けれどどんなに泣きそうな顔をしていようとこの人はきっと変わらない。当たり前だ。悪いのは私。彼の信頼を裏切ったのは、他でもない私なのだ。
「その男が誰かもどんな間柄だろうと知った事じゃない。俺たちの言いたい事はひとつだ。…これ以上、失望させるな」
「…は、い」
すみませんと深く頭を下げれば、それ以上和泉さんが追及してくる事はなかった。
それが逆に罪悪感を増長させた。
その後私は追い出されるように社長室を後にし、ずるずるとその場にしゃがみ込んだ。
こうなるまでに散々色んな人から忠告を受けていたにも関わらず断ち切らなかった。和泉さんや社長に迷惑をかけて、失望もさせてしまった。

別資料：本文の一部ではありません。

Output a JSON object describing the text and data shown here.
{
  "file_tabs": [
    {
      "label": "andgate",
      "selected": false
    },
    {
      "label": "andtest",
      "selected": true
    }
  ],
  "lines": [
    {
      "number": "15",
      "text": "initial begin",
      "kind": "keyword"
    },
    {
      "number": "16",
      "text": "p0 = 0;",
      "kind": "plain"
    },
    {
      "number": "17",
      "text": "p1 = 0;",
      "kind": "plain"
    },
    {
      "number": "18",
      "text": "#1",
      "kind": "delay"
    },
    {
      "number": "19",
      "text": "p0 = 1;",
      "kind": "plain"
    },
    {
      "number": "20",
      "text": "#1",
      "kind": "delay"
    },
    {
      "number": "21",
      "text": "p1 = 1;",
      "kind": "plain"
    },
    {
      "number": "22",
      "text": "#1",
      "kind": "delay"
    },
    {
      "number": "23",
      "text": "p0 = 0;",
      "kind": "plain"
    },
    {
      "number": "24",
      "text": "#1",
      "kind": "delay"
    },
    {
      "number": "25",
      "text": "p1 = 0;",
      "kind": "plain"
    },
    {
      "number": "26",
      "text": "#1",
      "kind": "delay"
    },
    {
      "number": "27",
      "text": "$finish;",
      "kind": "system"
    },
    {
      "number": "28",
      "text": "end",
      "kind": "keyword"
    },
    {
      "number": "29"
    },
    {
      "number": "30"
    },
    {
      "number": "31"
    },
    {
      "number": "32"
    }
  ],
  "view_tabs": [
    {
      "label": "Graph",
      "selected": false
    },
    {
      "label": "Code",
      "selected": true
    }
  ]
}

美李亜の報道や諏訪さんの機転が無ければ、どれだけの損害を受けたか分からない。そうなった時、被害を被るのは私だけじゃない。
分かってたはずなのに。
私には、危機感が無かった。
周りに甘えてた。舐めていた。
和泉さんの言う通り、真剣交際ならまだ救いはあったのかもしれない。けれど私達の関係は誰がどう見たって褒められたものじゃない。
もう本当に潮時なのだ。今すぐに選ばなければいけない。…仕事か、それとも、漣か。
——私は…
だけど答えなんて、ひとつに決まってる。